Forum Discussion

Sander_-_Portaa's avatar
Sander_-_Portaa
Icon for Nimbostratus rankNimbostratus
Oct 27, 2015

Citrix VDI, SSO credential caching issue - 11.5.1 build 7.0.167

Hi All,

 

I would like some adive on the following. We publish our storefront server behind F5 APM. A user logs on to a custom logon page, credentials are cached, and used for SSO into the citrix environment. So far no problems here.

 

Issue:

 

A user logon on from an available thin client. After a while, the user leaves this desk, for a few hours. The flex working principals, say any other user can use that desk and thin client after say 30 minutes. Citrix expires the storefront session after 3 minutes. It displays that the session has timed-out, and the user needs to logon again. After clicking the logon button, the cached credentials from the previous user are beiing used. this poses a security threat.

 

Is there a way to expire the session credentials after a certain amount of time? Any other suggestions are welcom to solve this,

 

thanks Sander

 

APM
deployment
management
security

3 Replies

Sort By
  • Michael_Koyfma1's avatar
    Michael_Koyfma1
    Icon for Cirrus rankCirrus
    Oct 27, 2015

    It sounds like your APM session is not timing out. Change the access policy inactivity timeout to be 3 mins and the policy should terminate and ask the user to authenticate again.

     

  • Sander_-_Portaa's avatar
    Sander_-_Portaa
    Icon for Nimbostratus rankNimbostratus
    Oct 27, 2015

    HI Michael,

     

    Changed the setting to 30 secs just to test, no luck.
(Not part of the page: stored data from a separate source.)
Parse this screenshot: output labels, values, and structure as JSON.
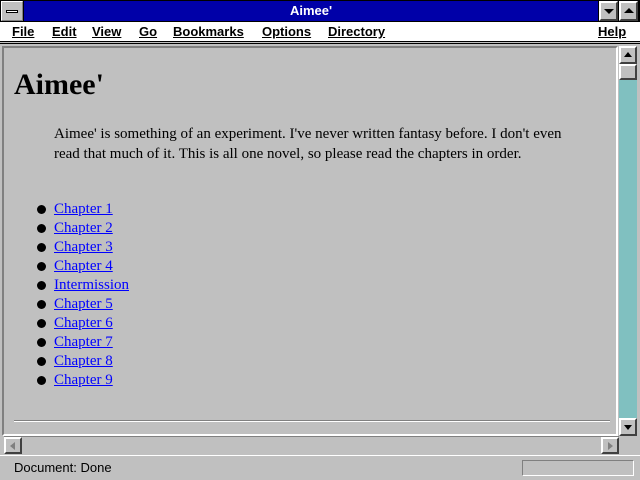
{
  "window": {
    "title": "Aimee'"
  },
  "menu": {
    "items": [
      {
        "label": "File",
        "accel": "F"
      },
      {
        "label": "Edit",
        "accel": "E"
      },
      {
        "label": "View",
        "accel": "V"
      },
      {
        "label": "Go",
        "accel": "G"
      },
      {
        "label": "Bookmarks",
        "accel": "B"
      },
      {
        "label": "Options",
        "accel": "O"
      },
      {
        "label": "Directory",
        "accel": "D"
      },
      {
        "label": "Help",
        "accel": "H"
      }
    ]
  },
  "page": {
    "title": "Aimee'",
    "intro": "Aimee' is something of an experiment. I've never written fantasy before. I don't even read that much of it. This is all one novel, so please read the chapters in order.",
    "chapters": [
      "Chapter 1",
      "Chapter 2",
      "Chapter 3",
      "Chapter 4",
      "Intermission",
      "Chapter 5",
      "Chapter 6",
      "Chapter 7",
      "Chapter 8",
      "Chapter 9"
    ],
    "link_color": "#0000ff"
  },
  "status": {
    "text": "Document: Done"
  },
  "colors": {
    "titlebar": "#0000a8",
    "scroll_track": "#80c0c0",
    "chrome": "#c0c0c0"
  },
  "icons": {
    "system_menu": "system-menu-icon",
    "minimize": "chevron-down-icon",
    "maximize": "chevron-up-icon",
    "scroll_up": "arrow-up-icon",
    "scroll_down": "arrow-down-icon",
    "scroll_left": "arrow-left-icon",
    "scroll_right": "arrow-right-icon"
  }
}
Store front page is still displayed, and when pressing the logon button, storefront uses the SSO data to sign in again.

     

    thanks Sander

     

    • Michael_Koyfma1's avatar
      Michael_Koyfma1
      Icon for Cirrus rankCirrus
      Oct 27, 2015
      In that case, you might want to open a support case to investigate - idle timeout in the APM policy should terminate your session and prevent this from happening - so it is most likely a misconfiguration somewhere. Also, as a side note, you are running a pretty old version of code. For Citrix deployments in general, we currently highly recommend 11.6.0 HF5 or higher.